Photo: Adobe Stock

Taming the Wild West of Big Data

5 min readFeb 26, 2021


In the era of Big Data — where public and private data is abundant, and keeps growing — everyday residents might not realize how they generate volumes of data throughout their days in ways that are both innocent and serious; visibly apparent and covert. Their data reveals both mundane and intimate details about their habits, movements, and lifestyles.

Every time a person uses an app to order a meal, log their 10,000 steps, look up driving directions, buy a coffee, or report a public works issue, they’re generating data. As consumers, we appreciate the conveniences this connected world provides. We accept the tradeoff that we’re surrendering a bit of personal data in exchange for a simple convenience. However, consumers accept this tradeoff with the belief that these data holders and new users of this data will act in a principled way. Some may, some may not. Therein lies the rub.

The relatively new practice of processing all of this data goes beyond long-standing disciplines like statistics and survey analysis. Technologists now use Machine Learning and Artificial Intelligence to process these large volumes of information to try and make them actionable and insightful.

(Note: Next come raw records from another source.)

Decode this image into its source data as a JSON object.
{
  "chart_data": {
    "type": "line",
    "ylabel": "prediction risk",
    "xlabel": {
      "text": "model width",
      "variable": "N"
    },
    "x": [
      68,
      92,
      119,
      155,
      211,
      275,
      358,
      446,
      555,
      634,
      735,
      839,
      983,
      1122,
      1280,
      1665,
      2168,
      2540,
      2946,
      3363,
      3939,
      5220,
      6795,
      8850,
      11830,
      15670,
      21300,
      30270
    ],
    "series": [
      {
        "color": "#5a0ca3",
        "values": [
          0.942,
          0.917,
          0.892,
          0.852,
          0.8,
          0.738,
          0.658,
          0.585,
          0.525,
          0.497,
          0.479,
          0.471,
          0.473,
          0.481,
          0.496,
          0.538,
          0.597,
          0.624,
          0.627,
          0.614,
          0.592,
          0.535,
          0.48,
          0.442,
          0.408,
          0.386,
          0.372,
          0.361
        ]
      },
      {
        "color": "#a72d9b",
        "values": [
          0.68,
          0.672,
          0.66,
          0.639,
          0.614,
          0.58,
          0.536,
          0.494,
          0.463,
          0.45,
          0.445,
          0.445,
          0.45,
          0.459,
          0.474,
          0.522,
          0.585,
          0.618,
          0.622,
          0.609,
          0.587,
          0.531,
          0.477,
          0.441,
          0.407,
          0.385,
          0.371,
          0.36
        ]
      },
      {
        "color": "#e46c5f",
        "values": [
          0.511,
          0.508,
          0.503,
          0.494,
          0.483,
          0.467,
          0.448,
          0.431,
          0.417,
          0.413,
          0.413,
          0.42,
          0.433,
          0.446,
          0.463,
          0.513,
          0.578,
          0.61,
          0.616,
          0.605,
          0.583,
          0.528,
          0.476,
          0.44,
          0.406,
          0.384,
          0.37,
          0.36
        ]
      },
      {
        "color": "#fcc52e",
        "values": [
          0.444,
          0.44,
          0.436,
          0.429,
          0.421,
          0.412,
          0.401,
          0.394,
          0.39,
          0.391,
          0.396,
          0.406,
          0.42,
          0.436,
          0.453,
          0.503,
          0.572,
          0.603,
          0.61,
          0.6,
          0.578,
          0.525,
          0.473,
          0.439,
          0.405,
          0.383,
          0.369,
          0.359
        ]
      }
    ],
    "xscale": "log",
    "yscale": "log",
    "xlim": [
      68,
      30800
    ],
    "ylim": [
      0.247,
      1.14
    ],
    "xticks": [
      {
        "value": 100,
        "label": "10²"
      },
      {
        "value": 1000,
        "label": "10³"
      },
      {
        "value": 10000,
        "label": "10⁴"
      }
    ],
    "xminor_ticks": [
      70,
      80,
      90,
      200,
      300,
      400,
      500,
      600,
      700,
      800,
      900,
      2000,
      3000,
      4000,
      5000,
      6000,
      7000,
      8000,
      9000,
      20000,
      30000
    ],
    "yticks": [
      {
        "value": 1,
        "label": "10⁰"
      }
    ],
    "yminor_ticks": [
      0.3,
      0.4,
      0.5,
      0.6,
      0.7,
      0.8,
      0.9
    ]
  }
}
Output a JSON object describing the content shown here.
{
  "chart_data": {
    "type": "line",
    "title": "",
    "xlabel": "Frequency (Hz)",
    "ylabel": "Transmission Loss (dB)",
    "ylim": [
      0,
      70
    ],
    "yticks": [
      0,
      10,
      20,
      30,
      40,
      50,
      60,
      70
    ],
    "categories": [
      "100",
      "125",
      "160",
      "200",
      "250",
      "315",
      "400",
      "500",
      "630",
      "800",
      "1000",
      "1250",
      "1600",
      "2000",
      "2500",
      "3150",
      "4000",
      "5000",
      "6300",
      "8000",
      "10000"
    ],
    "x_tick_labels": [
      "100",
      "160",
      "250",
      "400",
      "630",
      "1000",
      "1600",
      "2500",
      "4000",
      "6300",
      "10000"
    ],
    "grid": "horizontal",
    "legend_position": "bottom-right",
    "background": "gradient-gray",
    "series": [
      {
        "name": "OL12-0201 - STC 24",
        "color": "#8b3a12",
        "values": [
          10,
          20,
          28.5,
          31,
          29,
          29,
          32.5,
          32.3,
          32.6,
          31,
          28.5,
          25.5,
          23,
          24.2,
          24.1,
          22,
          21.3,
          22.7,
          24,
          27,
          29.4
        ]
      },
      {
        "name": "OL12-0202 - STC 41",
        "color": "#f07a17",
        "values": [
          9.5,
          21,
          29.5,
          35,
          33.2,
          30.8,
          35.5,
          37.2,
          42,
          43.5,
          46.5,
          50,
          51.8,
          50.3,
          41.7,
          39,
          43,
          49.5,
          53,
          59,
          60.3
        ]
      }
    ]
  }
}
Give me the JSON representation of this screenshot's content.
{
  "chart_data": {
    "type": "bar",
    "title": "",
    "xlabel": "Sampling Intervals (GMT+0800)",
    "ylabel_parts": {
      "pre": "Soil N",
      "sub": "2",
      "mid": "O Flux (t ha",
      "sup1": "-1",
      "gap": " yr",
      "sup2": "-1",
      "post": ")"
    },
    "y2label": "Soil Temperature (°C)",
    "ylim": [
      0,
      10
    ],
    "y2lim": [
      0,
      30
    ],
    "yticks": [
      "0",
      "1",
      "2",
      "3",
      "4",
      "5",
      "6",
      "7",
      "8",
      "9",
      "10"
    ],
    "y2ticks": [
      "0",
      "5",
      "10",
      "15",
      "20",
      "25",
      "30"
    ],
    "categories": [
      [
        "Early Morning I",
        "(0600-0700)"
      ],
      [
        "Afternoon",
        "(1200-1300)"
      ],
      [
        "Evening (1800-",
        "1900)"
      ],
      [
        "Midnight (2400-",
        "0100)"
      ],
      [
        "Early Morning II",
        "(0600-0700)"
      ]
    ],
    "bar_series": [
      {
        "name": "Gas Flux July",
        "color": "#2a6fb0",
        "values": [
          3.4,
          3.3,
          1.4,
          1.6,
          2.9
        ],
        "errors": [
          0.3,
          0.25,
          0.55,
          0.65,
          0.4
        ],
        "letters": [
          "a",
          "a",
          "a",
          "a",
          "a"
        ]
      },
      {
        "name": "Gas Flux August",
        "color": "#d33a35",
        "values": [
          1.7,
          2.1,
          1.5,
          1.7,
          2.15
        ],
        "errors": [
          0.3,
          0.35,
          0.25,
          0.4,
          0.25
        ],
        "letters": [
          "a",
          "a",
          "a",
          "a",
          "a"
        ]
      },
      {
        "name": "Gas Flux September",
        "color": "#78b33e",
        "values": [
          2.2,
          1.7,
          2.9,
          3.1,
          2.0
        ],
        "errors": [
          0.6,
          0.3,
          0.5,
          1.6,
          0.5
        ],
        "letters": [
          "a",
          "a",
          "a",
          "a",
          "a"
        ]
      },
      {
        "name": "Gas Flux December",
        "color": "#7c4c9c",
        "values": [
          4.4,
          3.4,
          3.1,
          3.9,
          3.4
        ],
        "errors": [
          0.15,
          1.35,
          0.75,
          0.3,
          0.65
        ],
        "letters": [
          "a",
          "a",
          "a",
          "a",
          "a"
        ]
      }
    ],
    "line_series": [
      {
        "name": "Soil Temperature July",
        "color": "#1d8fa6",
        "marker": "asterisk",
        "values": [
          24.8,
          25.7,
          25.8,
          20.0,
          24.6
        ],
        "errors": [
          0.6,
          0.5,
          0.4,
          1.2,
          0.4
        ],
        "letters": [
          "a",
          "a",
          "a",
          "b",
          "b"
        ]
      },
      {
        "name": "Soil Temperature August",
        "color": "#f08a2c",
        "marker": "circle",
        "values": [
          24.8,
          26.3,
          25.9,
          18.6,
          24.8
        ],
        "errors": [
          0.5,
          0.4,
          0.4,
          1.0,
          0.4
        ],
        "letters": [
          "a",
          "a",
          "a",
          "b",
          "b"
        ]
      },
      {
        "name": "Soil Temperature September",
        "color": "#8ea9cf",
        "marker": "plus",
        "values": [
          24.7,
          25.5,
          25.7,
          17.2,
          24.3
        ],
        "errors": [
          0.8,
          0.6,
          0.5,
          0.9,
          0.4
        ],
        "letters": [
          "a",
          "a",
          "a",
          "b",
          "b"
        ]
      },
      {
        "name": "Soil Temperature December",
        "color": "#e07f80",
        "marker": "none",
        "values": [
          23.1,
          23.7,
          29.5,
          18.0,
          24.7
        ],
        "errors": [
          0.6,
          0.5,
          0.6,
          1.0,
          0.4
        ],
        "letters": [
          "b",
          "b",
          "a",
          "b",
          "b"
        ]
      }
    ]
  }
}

Indeed, the combination of huge amounts of data plus powerful computing leads to an ethical fork in the road. Cue the literary references: We’ve opened Pandora’s Box. We’ve created a Frankenstein of data. With great power comes great responsibility.

But in real life practice, we cannot shrug off our ethics to a metaphor.

Privacy is a real issue with real risks. This is an issue worthy of thoughtful, nuanced debate to balance the public’s interest against such risks. The world of passive data has largely operated in an unregulated, Wild West fashion for too long. A common misperception among users of data is that privacy and quality insights are somehow at odds with each other.

At Replica, we believe that in order to gather useful insights — such as timely and informed decisions on how to keep residents and essential workers moving and safe during COVID — we shouldn’t need to sacrifice individual privacy.

Absent regulation or standards, the scales of data insights vs. privacy will continue to operate in a gray area where the holders and consumers of this data are left to self-police. Without clear rules of engagement, the next era of data usage requires ethical leadership and the courage to do the right thing.

At Replica, as technologists, data scientists and former public officials, this self-policing is why we cannot — and will not — compromise on our ethical leadership when it comes to privacy protection.

We use Replica’s technology to build models from different data sources independently so that we abstract out potentially identifying details of any individual before combining these models into our aggregate outputs. We never attempt to re-identify individuals from our source data, and forbid our users from doing so as well in our contracts.

We also have a goal at Replica to level the playing field between the public and private sectors. We’ve seen how the public sector frequently finds itself at the negotiation table with the large, data-rich companies that are behind popular consumer services. These companies have so much data that they own more knowledge about what’s happening in the city than the City itself. And, because that app data is first-party, self-collected data, the companies can claim to protect their own user’s privacy, while still leveraging that data to shape public policy and public opinion. We believe this private vs. public information asymmetry is fundamentally unfair.

This paradox has put public agencies at a significant disadvantage. They are unequipped, from a data and tooling perspective, to negotiate or regulate in effective, equitable ways — potentially undermining democratic norms and the public institutions that uphold them.

Replica has developed a way to offer the same powerful tools and data to public agencies; the difference is that we do it in a way that doesn’t compromise or put the public agency at risk in regards to privacy. In simplified terms, we build “synthetic data,” computer-generated data that contains properties of the original data without disclosing the actual original, raw data itself.

Given the relative newness of this issue and the highly technical and nuanced elements of privacy, many public agencies act as if the need for more data should supersede the need for protecting privacy. The reality is, Replica has shown you don’t need to make this trade-off.

With that, here is the set of privacy principles we hold ourselves to, in all of the work that we do. We encourage public agencies to raise the bar and hold the companies from which they source information to the same standard:

  • Always use de-identified data, and apply additional internal de-identification measures
  • Use synthetic populations so that behavior is matched in aggregate, but never copy the specific behavior of a real person from original, ingested data
  • Build models from different data sources independently so that potentially identifying details of any individual are abstracted out before combining these models into our aggregate outputs
  • Never join data sources on keys containing sensitive data
  • Never attempt to re-identify individuals from our source data, and forbid users from doing so as well in all contracts

We are in the process of creating an open-source template for privacy-protecting vendor agreements that will codify these principles. We hope this template will serve as a guide to all those who have the same commitment to privacy as we do. If others are interested in this process, we encourage you to send an email to

We call on other trailblazers in our field, those who are mining piles of data for nuggets of insight, to join us as we raise the bar for the ethical use of data and define a high standard from the outset. When tempted to compromise for the sake of a juicy insight or even a laudable public policy goal, absent clear regulations or standards, we must stand firm to our privacy principles, and remember that we can still uncover useful information that is ethically-sourced and privacy-protected.